Cette nouvelle aventure de l’archéologue aventurier aurait-elle été une erreur ?

Un film de Steven Spielberg, avec Harrison Ford, Cate Blanchett, Shia LaBeouf, Karen Allen, Ray Winstone, John Hurt et Jim Broadbent. États-Unis, 2008, 123 min. (« Indiana Jones et le royaume du crâne de cristal » en version française)

Il aura pris son temps, l’archéologue aventurier, pour revenir sur nos écrans de cinéma. Jamais une suite n’aura été aussi attendue (exception faite probablement de l’autre rejeton de Lucasfilm, Star Wars Episode I en 1999) et il est impossible de ne pas recevoir ce quatrième chapitre des aventures d’Indiana Jones avec un mélange d’appréhension et d’espoir.

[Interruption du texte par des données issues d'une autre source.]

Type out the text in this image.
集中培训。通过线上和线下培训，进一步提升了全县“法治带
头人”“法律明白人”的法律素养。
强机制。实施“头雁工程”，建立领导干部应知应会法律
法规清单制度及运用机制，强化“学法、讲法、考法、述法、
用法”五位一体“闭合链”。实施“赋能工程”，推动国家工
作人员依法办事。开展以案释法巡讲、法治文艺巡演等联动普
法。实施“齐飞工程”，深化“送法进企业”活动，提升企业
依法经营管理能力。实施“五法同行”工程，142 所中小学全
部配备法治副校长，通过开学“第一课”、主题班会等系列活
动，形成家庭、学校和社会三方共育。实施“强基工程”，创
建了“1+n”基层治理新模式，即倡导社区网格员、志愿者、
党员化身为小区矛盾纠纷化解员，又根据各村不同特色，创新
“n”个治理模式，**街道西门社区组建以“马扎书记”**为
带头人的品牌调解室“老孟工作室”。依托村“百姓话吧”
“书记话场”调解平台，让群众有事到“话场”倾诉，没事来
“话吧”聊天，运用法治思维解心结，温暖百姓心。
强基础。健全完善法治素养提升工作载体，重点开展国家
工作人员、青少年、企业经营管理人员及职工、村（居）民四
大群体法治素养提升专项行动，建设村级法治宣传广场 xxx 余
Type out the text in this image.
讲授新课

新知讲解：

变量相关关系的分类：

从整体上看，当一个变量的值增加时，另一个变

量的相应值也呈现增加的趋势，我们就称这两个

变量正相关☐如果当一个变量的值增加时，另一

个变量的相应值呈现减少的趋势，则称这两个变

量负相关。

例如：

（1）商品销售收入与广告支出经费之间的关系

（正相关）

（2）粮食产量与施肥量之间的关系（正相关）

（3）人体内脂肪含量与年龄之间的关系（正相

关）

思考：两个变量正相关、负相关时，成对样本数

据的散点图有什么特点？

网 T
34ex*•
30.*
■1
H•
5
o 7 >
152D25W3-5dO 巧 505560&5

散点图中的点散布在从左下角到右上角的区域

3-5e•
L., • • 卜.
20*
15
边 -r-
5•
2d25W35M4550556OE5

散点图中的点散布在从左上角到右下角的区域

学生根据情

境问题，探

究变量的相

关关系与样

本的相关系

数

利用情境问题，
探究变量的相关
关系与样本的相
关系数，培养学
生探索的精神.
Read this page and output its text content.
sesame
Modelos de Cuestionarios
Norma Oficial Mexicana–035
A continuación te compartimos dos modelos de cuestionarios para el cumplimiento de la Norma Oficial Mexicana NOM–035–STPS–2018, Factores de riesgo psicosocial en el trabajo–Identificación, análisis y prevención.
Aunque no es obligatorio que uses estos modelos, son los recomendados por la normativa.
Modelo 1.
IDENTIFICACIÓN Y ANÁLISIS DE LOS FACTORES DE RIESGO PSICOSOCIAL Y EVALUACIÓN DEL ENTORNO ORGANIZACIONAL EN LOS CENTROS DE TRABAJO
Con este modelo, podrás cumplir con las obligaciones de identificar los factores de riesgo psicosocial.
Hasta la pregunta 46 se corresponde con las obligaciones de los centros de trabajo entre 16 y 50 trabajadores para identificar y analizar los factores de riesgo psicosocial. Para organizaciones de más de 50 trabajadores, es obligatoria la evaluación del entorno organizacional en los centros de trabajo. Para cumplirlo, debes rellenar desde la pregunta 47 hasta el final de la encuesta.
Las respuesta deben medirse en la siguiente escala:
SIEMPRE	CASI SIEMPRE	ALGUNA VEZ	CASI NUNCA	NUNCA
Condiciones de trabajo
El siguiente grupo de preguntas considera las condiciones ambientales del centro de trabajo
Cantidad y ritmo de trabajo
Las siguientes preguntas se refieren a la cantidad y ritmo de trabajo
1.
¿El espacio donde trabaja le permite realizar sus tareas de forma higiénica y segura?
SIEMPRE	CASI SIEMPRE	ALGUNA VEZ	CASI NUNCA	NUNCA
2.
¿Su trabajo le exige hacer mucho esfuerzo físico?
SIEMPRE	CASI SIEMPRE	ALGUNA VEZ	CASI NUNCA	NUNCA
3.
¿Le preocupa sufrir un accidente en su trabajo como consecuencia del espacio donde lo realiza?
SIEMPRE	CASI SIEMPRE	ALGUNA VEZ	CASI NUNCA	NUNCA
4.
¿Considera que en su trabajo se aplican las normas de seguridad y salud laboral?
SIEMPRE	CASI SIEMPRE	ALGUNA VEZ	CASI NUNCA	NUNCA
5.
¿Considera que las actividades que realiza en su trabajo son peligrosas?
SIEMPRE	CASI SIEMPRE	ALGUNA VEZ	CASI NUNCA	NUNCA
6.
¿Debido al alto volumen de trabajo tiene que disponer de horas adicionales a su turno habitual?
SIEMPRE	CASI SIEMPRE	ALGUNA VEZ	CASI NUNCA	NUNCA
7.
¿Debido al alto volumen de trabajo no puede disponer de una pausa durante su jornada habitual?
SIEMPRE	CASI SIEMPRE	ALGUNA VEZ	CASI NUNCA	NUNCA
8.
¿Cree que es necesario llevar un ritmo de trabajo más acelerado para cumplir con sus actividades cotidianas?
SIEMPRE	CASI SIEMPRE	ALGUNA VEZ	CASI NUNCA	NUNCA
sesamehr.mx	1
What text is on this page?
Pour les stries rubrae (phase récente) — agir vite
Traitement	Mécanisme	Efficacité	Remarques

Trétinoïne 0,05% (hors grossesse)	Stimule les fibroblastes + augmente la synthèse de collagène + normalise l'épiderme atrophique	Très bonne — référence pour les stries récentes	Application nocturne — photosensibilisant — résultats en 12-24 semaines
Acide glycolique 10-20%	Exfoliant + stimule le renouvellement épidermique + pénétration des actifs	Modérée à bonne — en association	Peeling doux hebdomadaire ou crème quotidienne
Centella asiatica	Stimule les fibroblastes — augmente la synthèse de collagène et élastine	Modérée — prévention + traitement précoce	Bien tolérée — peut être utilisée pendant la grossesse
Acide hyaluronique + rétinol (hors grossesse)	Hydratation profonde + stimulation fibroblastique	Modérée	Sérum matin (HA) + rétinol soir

Le projet semblait sorti de nulle part, d’un chapeau sans doute, et les étoiles (George Lucas, Steven Spielberg et Harrison Ford) tardaient à s’aligner. Mais le résultat est là, devant nos yeux incrédules, en 2008, 19 ans après que Henry Jones Jr et son père aient déniché le Saint-Graal, quête ultime de tous les archéologues occidentaux. La trilogie se terminait ainsi, en beauté, et d’aucun prétendront qu’on aurait du en rester là.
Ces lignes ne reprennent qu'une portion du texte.